Trans-endothelial electrical resistance (TEER) was used to examine the effect of lasmiditan on mBMEC barrier function with and without astrocyte co-culture. When grown in monoculture, mBMEC TEER increased nearly 2-fold when treated with lasmiditan compared to vehicle on both day 1 (43 v 24 Ω·cm²) and day 2 (58 v 31 Ω·cm²) (Figure 4A). Similar results were seen in the presence of astrocytes, where lasmiditan treatment increased mBMEC TEER from 33 to 57 Ω·cm² on day 1 and from 45 to 78 Ω·cm² on day 2 (Figure 4B). Regardless of the presence or absence of astrocytes or lasmiditan, mBMEC TEER increased from day 1 to day 2. As expected, TEER values were inherently higher with astrocyte co-culture (Abbott, 2002); however, these data suggest that astrocytes have no effect on the lasmiditan-induced increase in mBMEC barrier integrity. Protein was collected from the mBMEC that had undergone TEER assessment in the presence of astrocytes (Figure 4B), and the expression of tight junction proteins was assessed. Claudin-5 and occludin increased 2- and 1.5-fold with lasmiditan treatment, respectively, while no effect was observed with ZO-1 (Figure 4C).
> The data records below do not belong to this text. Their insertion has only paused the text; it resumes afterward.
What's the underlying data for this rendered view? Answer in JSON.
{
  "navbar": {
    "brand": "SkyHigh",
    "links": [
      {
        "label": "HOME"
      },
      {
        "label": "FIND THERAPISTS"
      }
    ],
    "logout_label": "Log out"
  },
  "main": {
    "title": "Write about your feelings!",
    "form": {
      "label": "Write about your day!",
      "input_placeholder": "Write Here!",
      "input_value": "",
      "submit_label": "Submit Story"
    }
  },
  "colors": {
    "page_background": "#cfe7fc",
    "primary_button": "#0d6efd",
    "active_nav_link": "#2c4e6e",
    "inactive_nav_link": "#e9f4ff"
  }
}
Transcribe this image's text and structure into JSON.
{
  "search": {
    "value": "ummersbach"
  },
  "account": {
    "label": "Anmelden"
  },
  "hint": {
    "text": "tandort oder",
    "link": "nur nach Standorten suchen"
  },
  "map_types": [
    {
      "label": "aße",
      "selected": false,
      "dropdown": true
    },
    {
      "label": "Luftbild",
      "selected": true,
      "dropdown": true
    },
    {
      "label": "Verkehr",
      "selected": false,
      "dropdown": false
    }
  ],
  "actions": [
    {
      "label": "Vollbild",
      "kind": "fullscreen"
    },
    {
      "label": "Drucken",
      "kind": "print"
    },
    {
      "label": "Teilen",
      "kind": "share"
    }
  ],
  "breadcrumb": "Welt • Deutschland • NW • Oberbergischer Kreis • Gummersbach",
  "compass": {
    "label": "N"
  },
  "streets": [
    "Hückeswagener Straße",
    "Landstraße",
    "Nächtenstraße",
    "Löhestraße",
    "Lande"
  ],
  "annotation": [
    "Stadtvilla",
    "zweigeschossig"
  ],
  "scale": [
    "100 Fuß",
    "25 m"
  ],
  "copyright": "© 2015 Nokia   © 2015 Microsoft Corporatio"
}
To begin to discern the pathway of the effect of lasmiditan on endothelial cell function in mBMEC, cells were exposed to lasmiditan or vehicle for 48 h, and protein was isolated for immunoblot analysis. Vascular markers CD31 and VE-cadherin were increased in the lasmiditan-treated compared to vehicle-treated cells (Figure 5A). Additionally, phosphorylation of VE-cadherin at Tyr658, which has been found to disrupt VE-cadherin-mediated junctions (Potter et al., 2005), was decreased with lasmiditan treatment. VE-cadherin can directly contribute to the expression of claudin-5, in that adhesion triggers phosphorylation of Akt and, subsequently, phosphorylation of FoxO1, which prevents its translocation into the nucleus where it can repress claudin-5 transcription (Gavard and Gutkind, 2008). Importantly, lasmiditan-treated mBMEC exhibited increased Akt, eNOS, and FoxO1 phosphorylation compared to vehicle-treated cells (Figure 5B).